There are different types of metrics related to cryptocurrencies. One of the key concepts every trader and investor should know is the circulating supply. Read ahead to get to know what it means and where it’s implemented!
What Is A Circulating Supply?
The circulating supply of a crypto asset is the number of tradable tokens in circulation in the market at a specific moment. This metric is often used for calculating the coins’ market capitalization.
What You Need To Know About The Circulating Supply
The circulating supply value fluctuates over time. For instance, some new coins can be created gradually through mining, while the number of centralized tokens can be increased by the developers via instantaneous minting.
The supply figures can also decrease due to deliberate coin burning, or as a result of accidents, such as when users lose access to wallets where the funds are stored or send assets to an irrecoverable address.

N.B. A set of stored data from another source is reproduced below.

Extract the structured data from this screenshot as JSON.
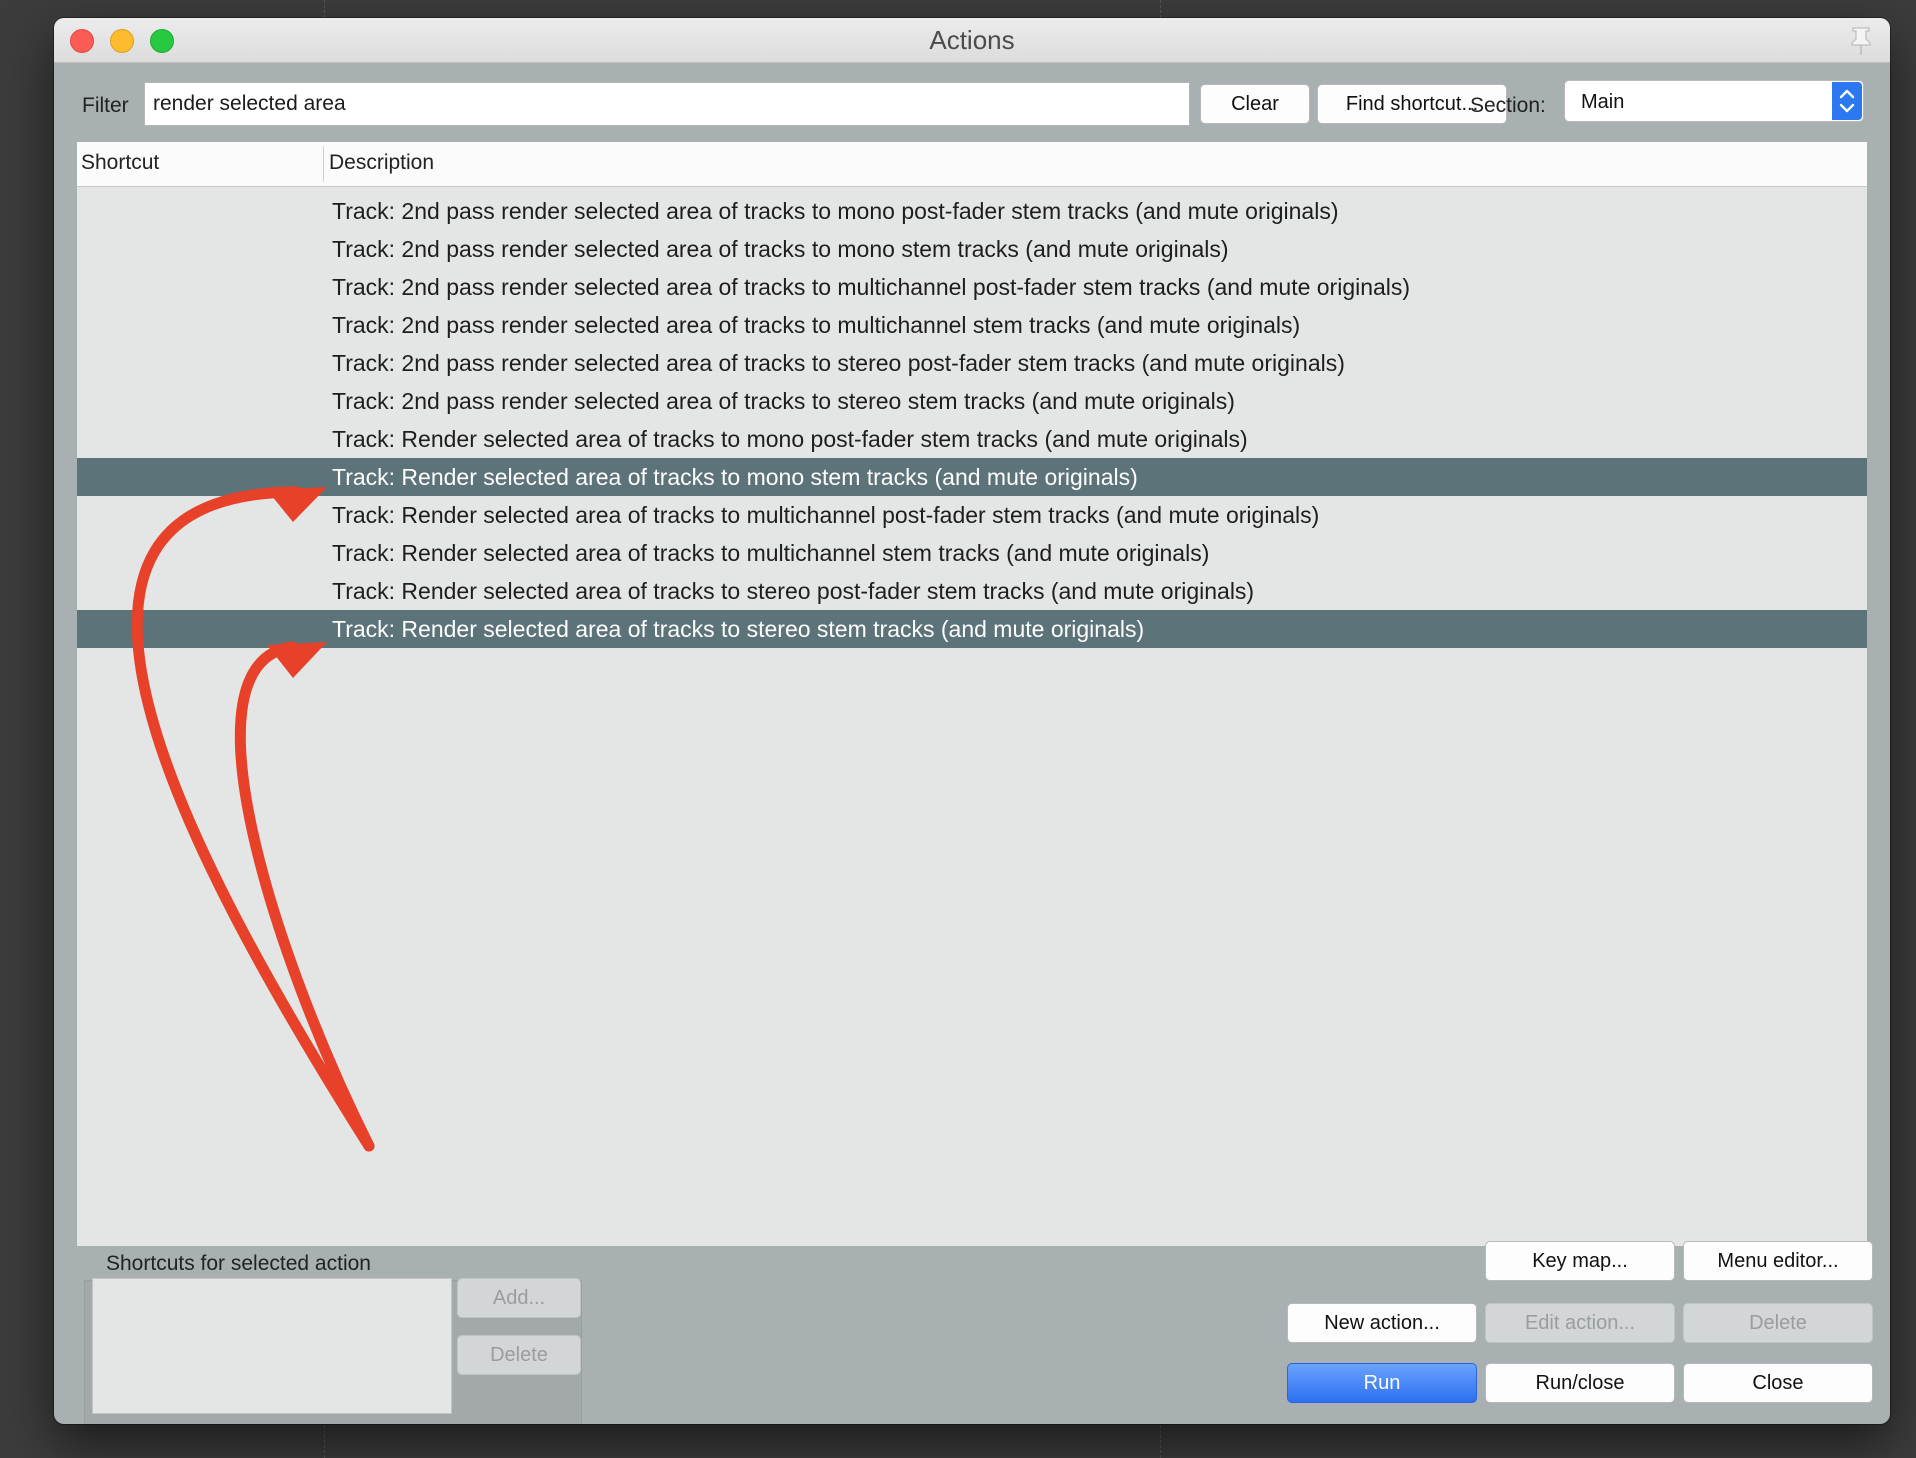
{
  "window": {
    "title": "Actions"
  },
  "filter": {
    "label": "Filter",
    "value": "render selected area"
  },
  "toolbar": {
    "clear_label": "Clear",
    "find_shortcut_label": "Find shortcut..."
  },
  "section": {
    "label": "Section:",
    "value": "Main"
  },
  "table": {
    "columns": [
      "Shortcut",
      "Description"
    ],
    "rows": [
      {
        "shortcut": "",
        "description": "Track: 2nd pass render selected area of tracks to mono post-fader stem tracks (and mute originals)",
        "selected": false
      },
      {
        "shortcut": "",
        "description": "Track: 2nd pass render selected area of tracks to mono stem tracks (and mute originals)",
        "selected": false
      },
      {
        "shortcut": "",
        "description": "Track: 2nd pass render selected area of tracks to multichannel post-fader stem tracks (and mute originals)",
        "selected": false
      },
      {
        "shortcut": "",
        "description": "Track: 2nd pass render selected area of tracks to multichannel stem tracks (and mute originals)",
        "selected": false
      },
      {
        "shortcut": "",
        "description": "Track: 2nd pass render selected area of tracks to stereo post-fader stem tracks (and mute originals)",
        "selected": false
      },
      {
        "shortcut": "",
        "description": "Track: 2nd pass render selected area of tracks to stereo stem tracks (and mute originals)",
        "selected": false
      },
      {
        "shortcut": "",
        "description": "Track: Render selected area of tracks to mono post-fader stem tracks (and mute originals)",
        "selected": false
      },
      {
        "shortcut": "",
        "description": "Track: Render selected area of tracks to mono stem tracks (and mute originals)",
        "selected": true
      },
      {
        "shortcut": "",
        "description": "Track: Render selected area of tracks to multichannel post-fader stem tracks (and mute originals)",
        "selected": false
      },
      {
        "shortcut": "",
        "description": "Track: Render selected area of tracks to multichannel stem tracks (and mute originals)",
        "selected": false
      },
      {
        "shortcut": "",
        "description": "Track: Render selected area of tracks to stereo post-fader stem tracks (and mute originals)",
        "selected": false
      },
      {
        "shortcut": "",
        "description": "Track: Render selected area of tracks to stereo stem tracks (and mute originals)",
        "selected": true
      }
    ]
  },
  "shortcuts_panel": {
    "label": "Shortcuts for selected action",
    "add_label": "Add...",
    "delete_label": "Delete"
  },
  "buttons": {
    "key_map": "Key map...",
    "menu_editor": "Menu editor...",
    "new_action": "New action...",
    "edit_action": "Edit action...",
    "delete": "Delete",
    "run": "Run",
    "run_close": "Run/close",
    "close": "Close"
  },
  "colors": {
    "selected_row": "#5c737a",
    "annotation_arrow": "#e8412a",
    "primary_button": "#2d6ff0"
  },
  "icons": [
    "close-light",
    "minimize-light",
    "zoom-light",
    "pin-icon",
    "chevron-updown-icon"
  ]
}
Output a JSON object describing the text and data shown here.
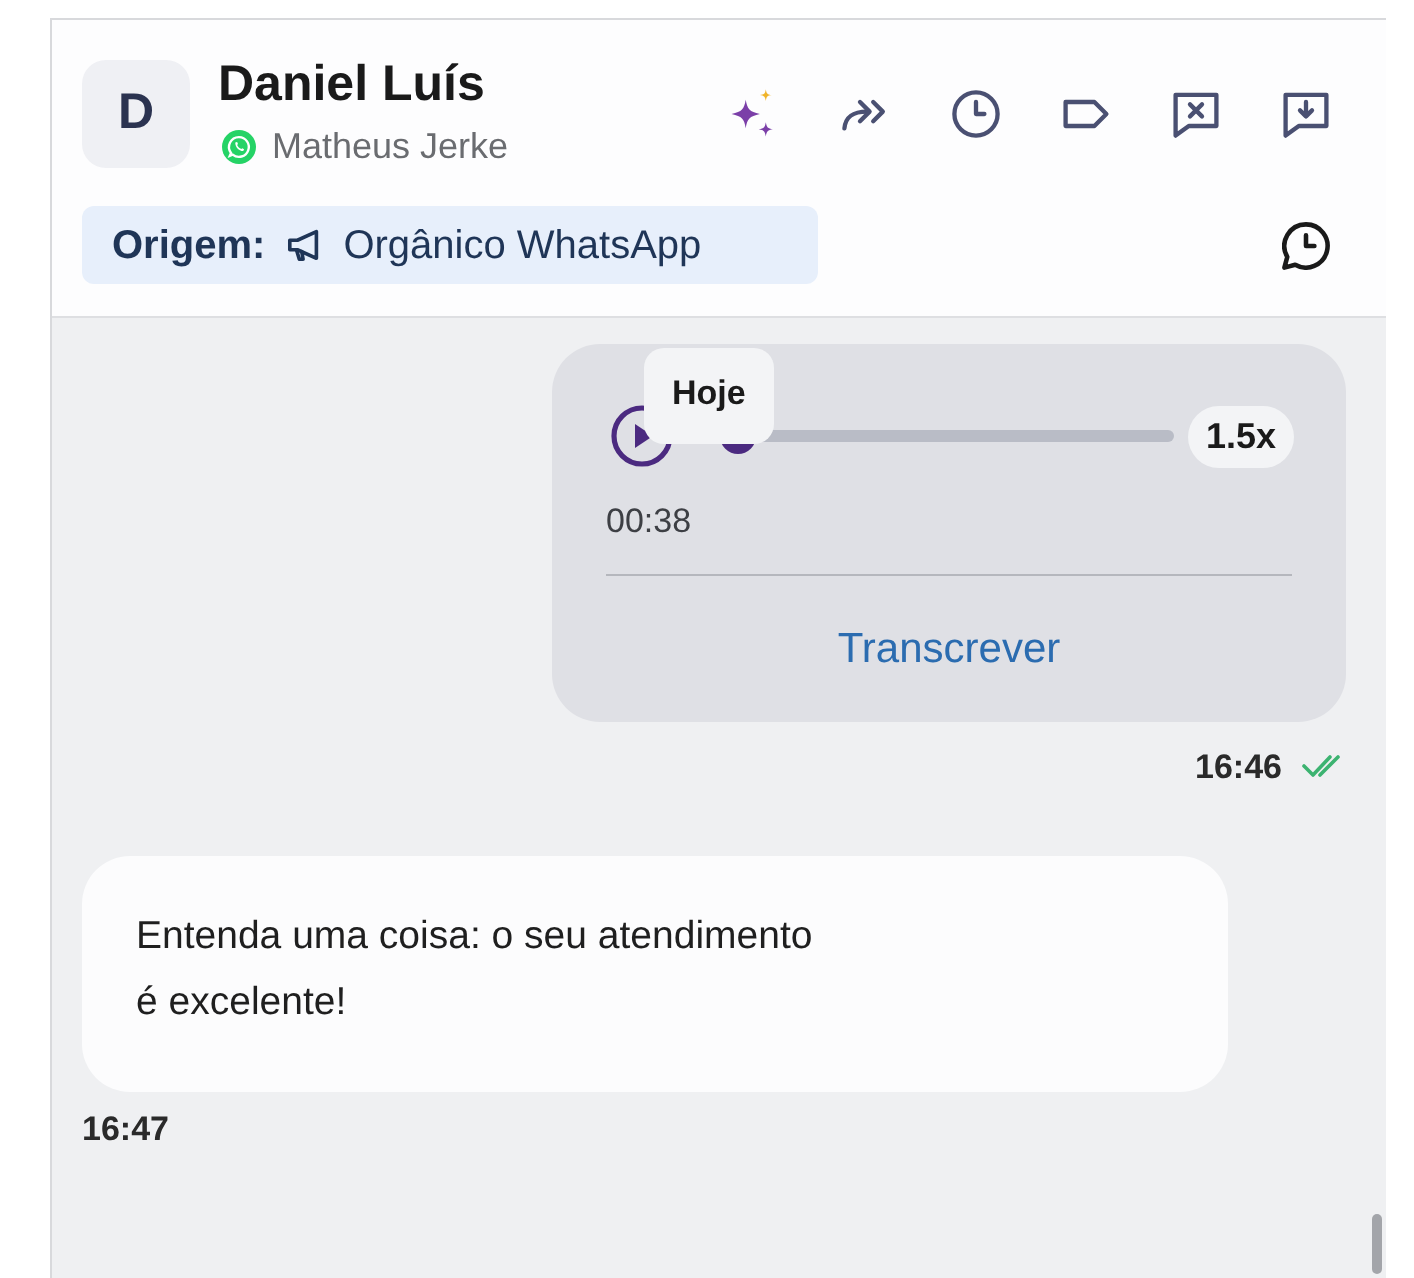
{
  "contact": {
    "avatar_letter": "D",
    "name": "Daniel Luís",
    "agent": "Matheus Jerke"
  },
  "origin": {
    "label": "Origem:",
    "value": "Orgânico WhatsApp"
  },
  "messages": [
    {
      "kind": "audio",
      "outgoing": true,
      "duration": "00:38",
      "speed": "1.5x",
      "level": 0.05,
      "action": "Transcrever",
      "time": "16:46",
      "read": true
    },
    {
      "kind": "text",
      "outgoing": false,
      "text": "Entenda uma coisa: o seu atendimento\né excelente!",
      "time": "16:47"
    }
  ],
  "date_tooltip": "Hoje"
}
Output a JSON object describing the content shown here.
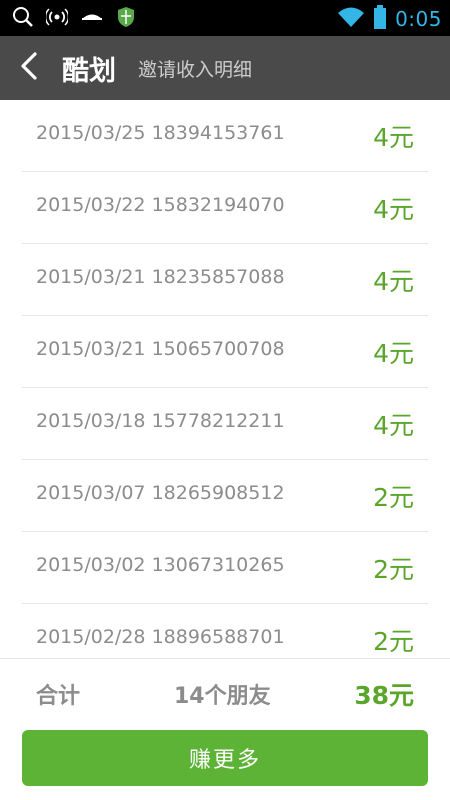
{
  "status_bar": {
    "time": "0:05",
    "icons": [
      "search-icon",
      "signal-broadcast-icon",
      "cloud-icon",
      "shield-icon",
      "wifi-icon",
      "battery-icon"
    ],
    "clock_color": "#33b5e5"
  },
  "action_bar": {
    "app_title": "酷划",
    "page_title": "邀请收入明细"
  },
  "records": [
    {
      "date": "2015/03/25",
      "phone": "18394153761",
      "amount": "4元"
    },
    {
      "date": "2015/03/22",
      "phone": "15832194070",
      "amount": "4元"
    },
    {
      "date": "2015/03/21",
      "phone": "18235857088",
      "amount": "4元"
    },
    {
      "date": "2015/03/21",
      "phone": "15065700708",
      "amount": "4元"
    },
    {
      "date": "2015/03/18",
      "phone": "15778212211",
      "amount": "4元"
    },
    {
      "date": "2015/03/07",
      "phone": "18265908512",
      "amount": "2元"
    },
    {
      "date": "2015/03/02",
      "phone": "13067310265",
      "amount": "2元"
    },
    {
      "date": "2015/02/28",
      "phone": "18896588701",
      "amount": "2元"
    }
  ],
  "summary": {
    "label": "合计",
    "friends": "14个朋友",
    "total": "38元"
  },
  "earn_more_label": "赚更多",
  "colors": {
    "accent_green": "#5aa62a",
    "button_green": "#5cb336",
    "action_bar": "#4a4a4a"
  }
}
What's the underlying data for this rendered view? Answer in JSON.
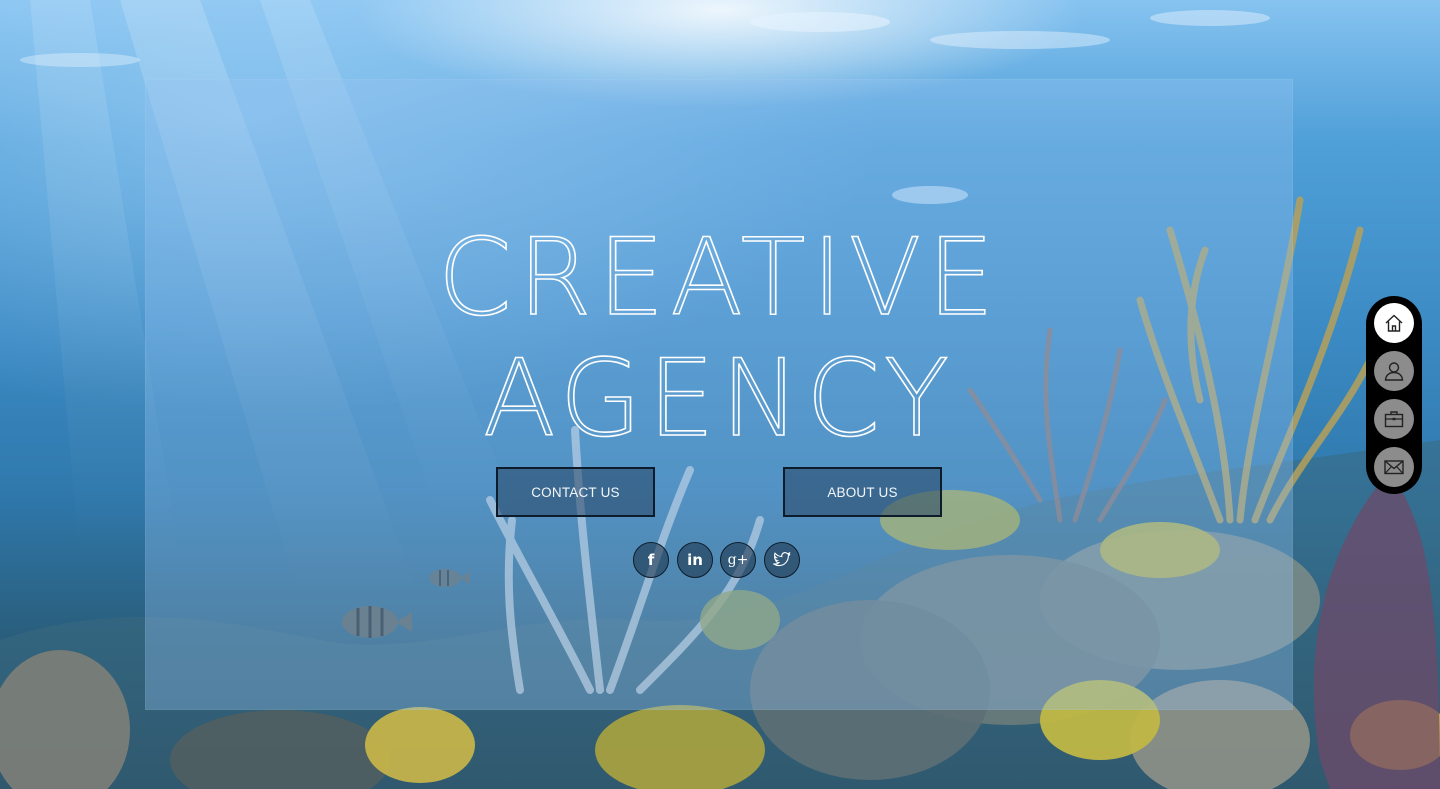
{
  "hero": {
    "title_line1": "CREATIVE",
    "title_line2": "AGENCY"
  },
  "buttons": {
    "contact_label": "CONTACT US",
    "about_label": "ABOUT US"
  },
  "social": [
    {
      "name": "facebook",
      "glyph": "f",
      "icon": "facebook-icon"
    },
    {
      "name": "linkedin",
      "glyph": "in",
      "icon": "linkedin-icon"
    },
    {
      "name": "google-plus",
      "glyph": "g+",
      "icon": "google-plus-icon"
    },
    {
      "name": "twitter",
      "glyph": "",
      "icon": "twitter-icon"
    }
  ],
  "sidenav": [
    {
      "name": "home",
      "icon": "home-icon",
      "active": true
    },
    {
      "name": "about",
      "icon": "user-icon",
      "active": false
    },
    {
      "name": "portfolio",
      "icon": "briefcase-icon",
      "active": false
    },
    {
      "name": "contact",
      "icon": "envelope-icon",
      "active": false
    }
  ],
  "colors": {
    "panel_tint": "#96c3f0",
    "button_border": "#0d1b2a",
    "nav_background": "#000000",
    "nav_active": "#ffffff",
    "nav_inactive": "#8c8c8c"
  }
}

It’s critical not to confuse the circulating supply definition with that of the total supply, which refers to the number of coins mined so far minus all the coins that have been knowingly burned. It is also not the same as the maximum supply, which is the hard-coded limit of a cryptocurrency that can never be exceeded by the total and circulating supplies.
Note that there is no reliable data available on how much of the total supply is in active circulation, which means that the circulating supply metric is always an approximation.
For example, there have been over 19 million bitcoins mined since the blockchain’s inception, so nominally the circulating supply of BTC should be around that number. However, it’s estimated that approximately 4 million BTC have been permanently lost, which makes bitcoin’s actual circulating supply closer to 14 million.